俺が周囲をはしゃいで飛び回るサナーに背を向けていると、サナーは俺の顔を覗き込んできて
「ナラン?所でここは何処なんだ?」
「……古代遺物の作り出すボードゲームの世界だよ」
「そうか……そこに呼ばれたから、多分手足があるんだな。なんでそんなに不機嫌なんだ?」
「……」
偽物に色々言っても仕方ないだろ、と思いながら背を向け、膝を抱えて黙っていると、サナーは嬉しそうにまた前に回り込んで来て
「どうせ私が偽物だと思ってるんだろ?」
ニヤニヤ笑いながらしゃがみ込んでくる。目を合わせないようにしていると、サナーは恥ずかしそうに
「……今日の昼寝前にもミヤに散々可愛がられたんだよ……トイレと身体拭きとベッドで撫でられながらの添い寝のフルセットだぞ?服も自分で着られないんだ……くそお……そして起きたらここに居た」
サナーは大きく息を吐き、しばらく黙ると
「……安心しろ!私は本物だ!私が保証する!ナランの奴隷のサナーだよ!私が信じる私を信じろ!」
間違いなく俺がよく知っているサナーな発言をしてくる。俺が目を合わせると
「どうやらここには、金髪不幸振りまき女は居ないし、黒髪落ちこぼれリアル悪魔も、その姉の優しいアンジェラも私のファン一号のフォッカーも居ないようだな……」
ニヤーッと笑うと下着を全て脱ぎ捨て
「つまり!ナランと愛を育み放題ってこと……」
そう言った瞬間にはサナーは元のように下着を着ていて、俺と二人、並んで立っていた。
係員の声が
「ナランさんのターンになりました。サイコロを振って下さい」
サナーは悔しげに何かを言おうとするが言葉が出ないようだ。俺は黙ってサイコロを振ろうとするが何故か手が動かない。10秒ほどすると自然に手が動き、放り投げられたサイコロが宙で回りそして「2」の目でピタッと止まる。
俺とサナーは自動で前方に進んでいき、足早に草原を超え、その先の洞窟には入らず、その横道を進んでいき、沼地に沈む廃墟群の前へとたどり着いて停止した。
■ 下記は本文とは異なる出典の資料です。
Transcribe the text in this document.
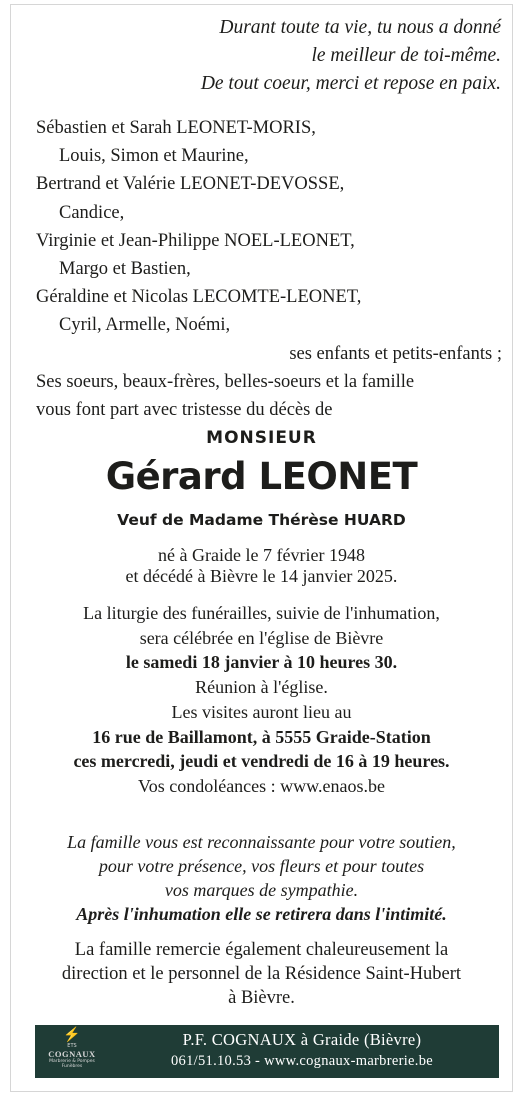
Durant toute ta vie, tu nous a donné
le meilleur de toi-même.
De tout coeur, merci et repose en paix.
Sébastien et Sarah LEONET-MORIS,
Louis, Simon et Maurine,
Bertrand et Valérie LEONET-DEVOSSE,
Candice,
Virginie et Jean-Philippe NOEL-LEONET,
Margo et Bastien,
Géraldine et Nicolas LECOMTE-LEONET,
Cyril, Armelle, Noémi,
ses enfants et petits-enfants ;
Ses soeurs, beaux-frères, belles-soeurs et la famille
vous font part avec tristesse du décès de
MONSIEUR
Gérard LEONET
Veuf de Madame Thérèse HUARD
né à Graide le 7 février 1948
et décédé à Bièvre le 14 janvier 2025.
La liturgie des funérailles, suivie de l'inhumation,
sera célébrée en l'église de Bièvre
le samedi 18 janvier à 10 heures 30.
Réunion à l'église.
Les visites auront lieu au
16 rue de Baillamont, à 5555 Graide-Station
ces mercredi, jeudi et vendredi de 16 à 19 heures.
Vos condoléances : www.enaos.be
La famille vous est reconnaissante pour votre soutien,
pour votre présence, vos fleurs et pour toutes
vos marques de sympathie.
Après l'inhumation elle se retirera dans l'intimité.
La famille remercie également chaleureusement la
direction et le personnel de la Résidence Saint-Hubert
à Bièvre.
⚡
ETS
COGNAUX
Marbrerie & Pompes Funèbres
P.F. COGNAUX à Graide (Bièvre)
061/51.10.53 - www.cognaux-marbrerie.be
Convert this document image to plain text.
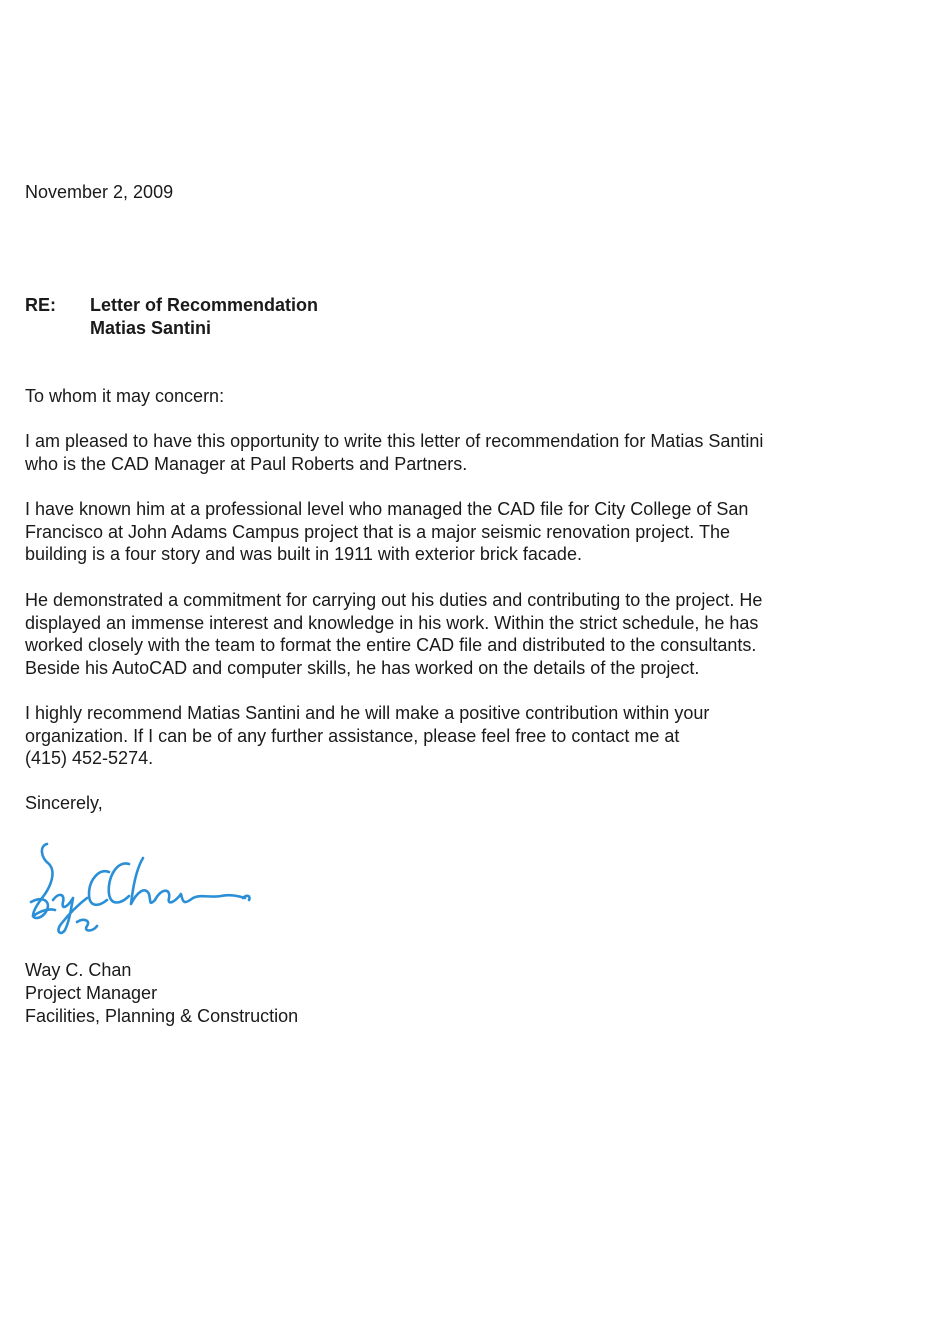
November 2, 2009
RE: Letter of Recommendation
Matias Santini
To whom it may concern:
I am pleased to have this opportunity to write this letter of recommendation for Matias Santini
who is the CAD Manager at Paul Roberts and Partners.
I have known him at a professional level who managed the CAD file for City College of San
Francisco at John Adams Campus project that is a major seismic renovation project. The
building is a four story and was built in 1911 with exterior brick facade.
He demonstrated a commitment for carrying out his duties and contributing to the project. He
displayed an immense interest and knowledge in his work. Within the strict schedule, he has
worked closely with the team to format the entire CAD file and distributed to the consultants.
Beside his AutoCAD and computer skills, he has worked on the details of the project.
I highly recommend Matias Santini and he will make a positive contribution within your
organization. If I can be of any further assistance, please feel free to contact me at
(415) 452-5274.
Sincerely,
Way C. Chan
Project Manager
Facilities, Planning & Construction
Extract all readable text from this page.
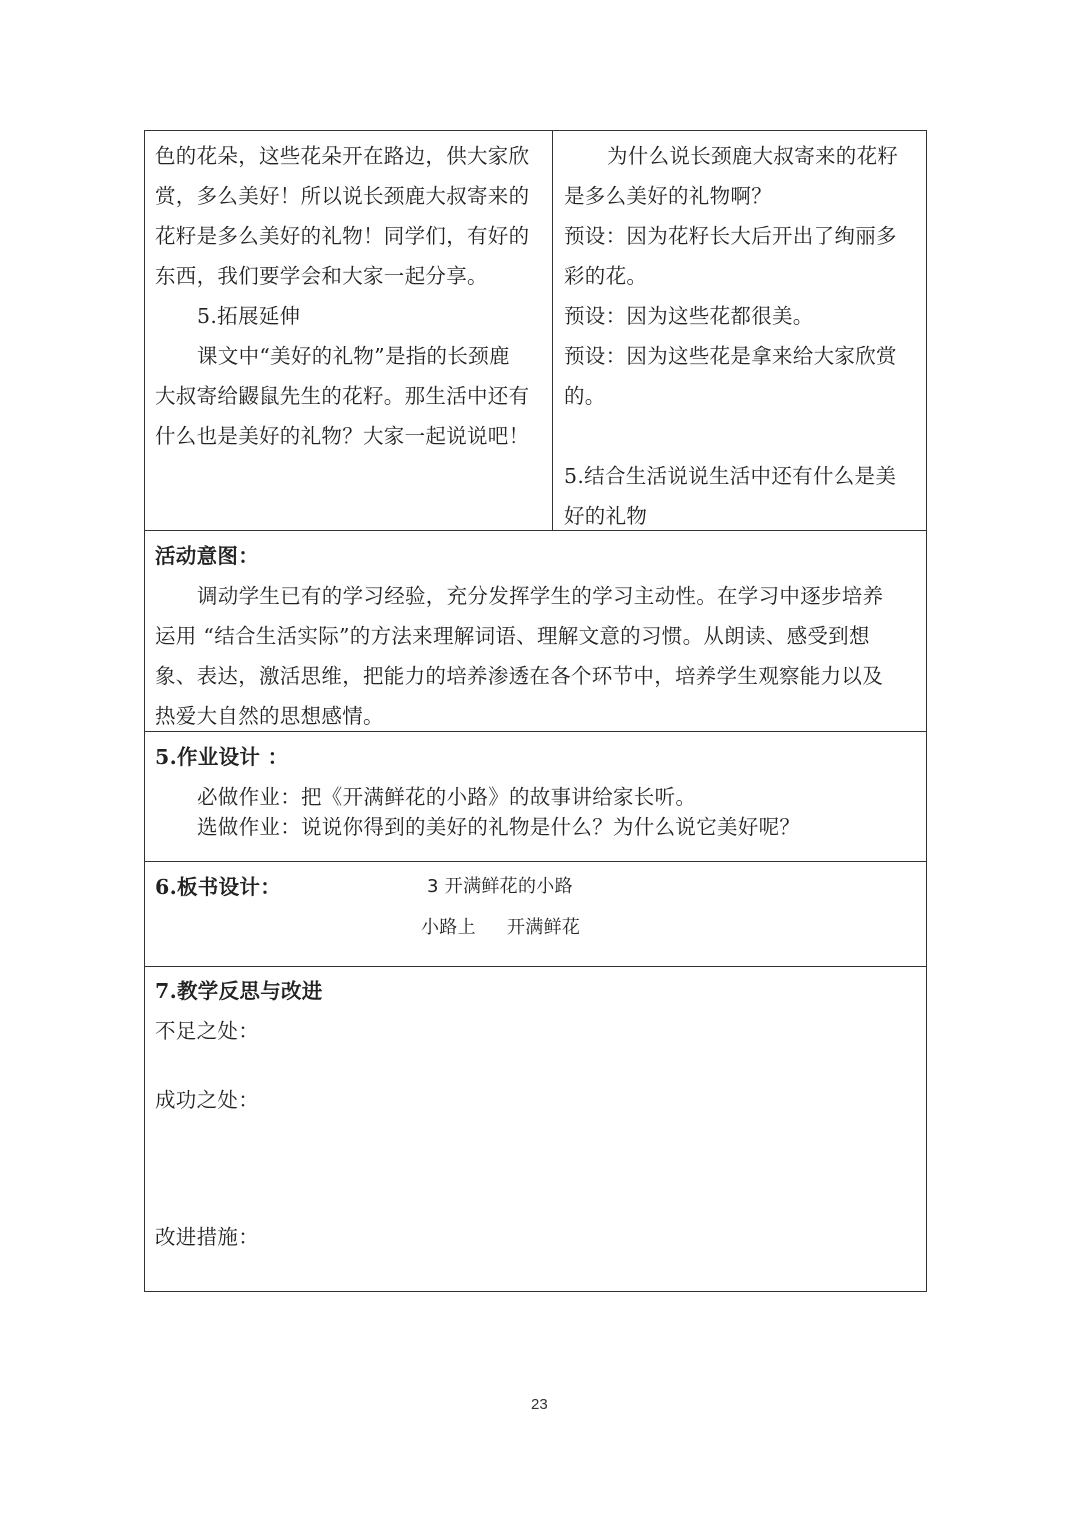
色的花朵，这些花朵开在路边，供大家欣
赏，多么美好！所以说长颈鹿大叔寄来的
花籽是多么美好的礼物！同学们，有好的
东西，我们要学会和大家一起分享。
5.拓展延伸
课文中“美好的礼物”是指的长颈鹿
大叔寄给鼹鼠先生的花籽。那生活中还有
什么也是美好的礼物？大家一起说说吧！
为什么说长颈鹿大叔寄来的花籽
是多么美好的礼物啊？
预设：因为花籽长大后开出了绚丽多
彩的花。
预设：因为这些花都很美。
预设：因为这些花是拿来给大家欣赏
的。
5.结合生活说说生活中还有什么是美
好的礼物
活动意图：
调动学生已有的学习经验，充分发挥学生的学习主动性。在学习中逐步培养
运用 “结合生活实际”的方法来理解词语、理解文意的习惯。从朗读、感受到想
象、表达，激活思维，把能力的培养渗透在各个环节中，培养学生观察能力以及
热爱大自然的思想感情。
5.作业设计 ：
必做作业：把《开满鲜花的小路》的故事讲给家长听。
选做作业：说说你得到的美好的礼物是什么？为什么说它美好呢？
6.板书设计：	3 开满鲜花的小路
小路上 开满鲜花
7.教学反思与改进
不足之处：
成功之处：
改进措施：
23
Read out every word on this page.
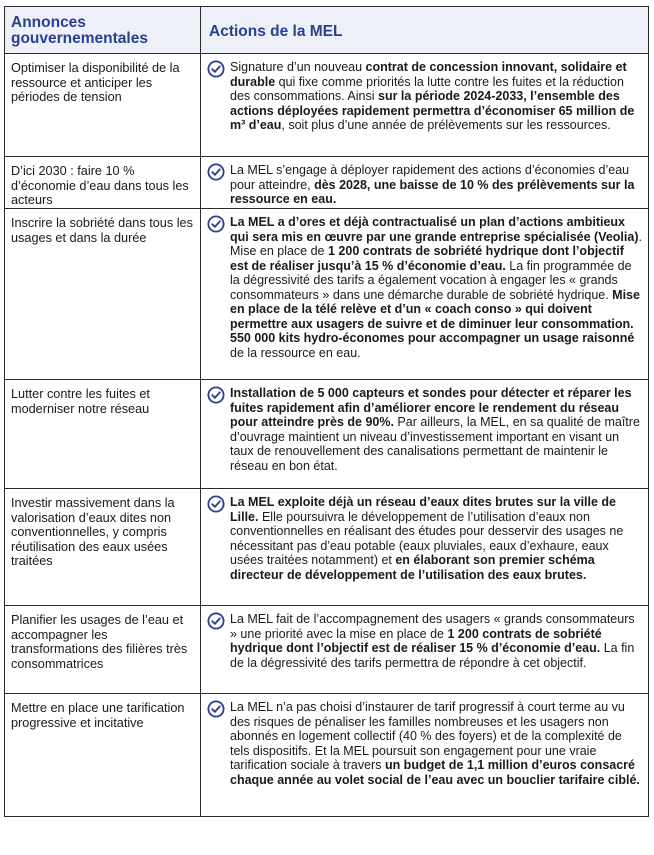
Annonces gouvernementales	Actions de la MEL
Optimiser la disponibilité de la ressource et anticiper les périodes de tension
Signature d’un nouveau contrat de concession innovant, solidaire et durable qui fixe comme priorités la lutte contre les fuites et la réduction des consommations. Ainsi sur la période 2024-2033, l’ensemble des actions déployées rapidement permettra d’économiser 65 million de m³ d’eau, soit plus d’une année de prélèvements sur les ressources.
D’ici 2030 : faire 10 % d’économie d’eau dans tous les acteurs
La MEL s’engage à déployer rapidement des actions d’économies d’eau pour atteindre, dès 2028, une baisse de 10 % des prélèvements sur la ressource en eau.
Inscrire la sobriété dans tous les usages et dans la durée
La MEL a d’ores et déjà contractualisé un plan d’actions ambitieux qui sera mis en œuvre par une grande entreprise spécialisée (Veolia). Mise en place de 1 200 contrats de sobriété hydrique dont l’objectif est de réaliser jusqu’à 15 % d’économie d’eau. La fin programmée de la dégressivité des tarifs a également vocation à engager les « grands consommateurs » dans une démarche durable de sobriété hydrique. Mise en place de la télé relève et d’un « coach conso » qui doivent permettre aux usagers de suivre et de diminuer leur consommation. 550 000 kits hydro-économes pour accompagner un usage raisonné de la ressource en eau.
Lutter contre les fuites et moderniser notre réseau
Installation de 5 000 capteurs et sondes pour détecter et réparer les fuites rapidement afin d’améliorer encore le rendement du réseau pour atteindre près de 90%. Par ailleurs, la MEL, en sa qualité de maître d’ouvrage maintient un niveau d’investissement important en visant un taux de renouvellement des canalisations permettant de maintenir le réseau en bon état.
Investir massivement dans la valorisation d’eaux dites non conventionnelles, y compris réutilisation des eaux usées traitées
La MEL exploite déjà un réseau d’eaux dites brutes sur la ville de Lille. Elle poursuivra le développement de l’utilisation d’eaux non conventionnelles en réalisant des études pour desservir des usages ne nécessitant pas d’eau potable (eaux pluviales, eaux d’exhaure, eaux usées traitées notamment) et en élaborant son premier schéma directeur de développement de l’utilisation des eaux brutes.
Planifier les usages de l’eau et accompagner les transformations des filières très consommatrices
La MEL fait de l’accompagnement des usagers « grands consommateurs » une priorité avec la mise en place de 1 200 contrats de sobriété hydrique dont l’objectif est de réaliser 15 % d’économie d’eau. La fin de la dégressivité des tarifs permettra de répondre à cet objectif.
Mettre en place une tarification progressive et incitative
La MEL n’a pas choisi d’instaurer de tarif progressif à court terme au vu des risques de pénaliser les familles nombreuses et les usagers non abonnés en logement collectif (40 % des foyers) et de la complexité de tels dispositifs. Et la MEL poursuit son engagement pour une vraie tarification sociale à travers un budget de 1,1 million d’euros consacré chaque année au volet social de l’eau avec un bouclier tarifaire ciblé.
沼地から廃墟を破壊しながら巨大な灰色に発光するスライムがせり出してくる。係員の声が
「デススーパースライムが出現しました。戦闘を開始します。この戦闘はどちらかが全滅するまで続きます。ナランさん達の戦闘ターンからです」
「……」
いやこれ……無理だろ……今度こそゲームオーバーだよこんなもん……。俺が呆然と廃墟群を覆い尽くすスライムを見上げていると、隣のサナーが
「あー!賢いサナーさんは分かったぞー」
そう言いながら、俺の手を掴んで沼地のほとりにちょっとだけはみ出ている巨大スライムの柔らかい身体に蹴りを思いっきり入れ、俺にもそうするように目で促してくる。
よく分からないが同じ場所を蹴ると、今まで動かなかった巨大スライムが俺達目掛け覆い被さってきた。死んだ……両眼をつぶったのも束の間、巨大スライムの身体は俺とサナーを避けるように土に落ち、そのまま動かなくなった。サナーは俺の手を取りスライムの身体に回し蹴りして、俺に目で促してくる。またサナーの真似をすると、スライムが巨体を横にスイングして攻撃してくるがまたもや何故か当たらなかった。サナーは嬉しそうに
「幸運の使者持ちのナランにボードゲームの敵ごときの攻撃が当たるわけないだろ!よしっ!ナラン!この調子でちょっとずつ削るぞ!いつか勝てる!」
「……う、うん」
なんとなくサナーの考えている事が分かって、俺はその果てしなさに絶望する。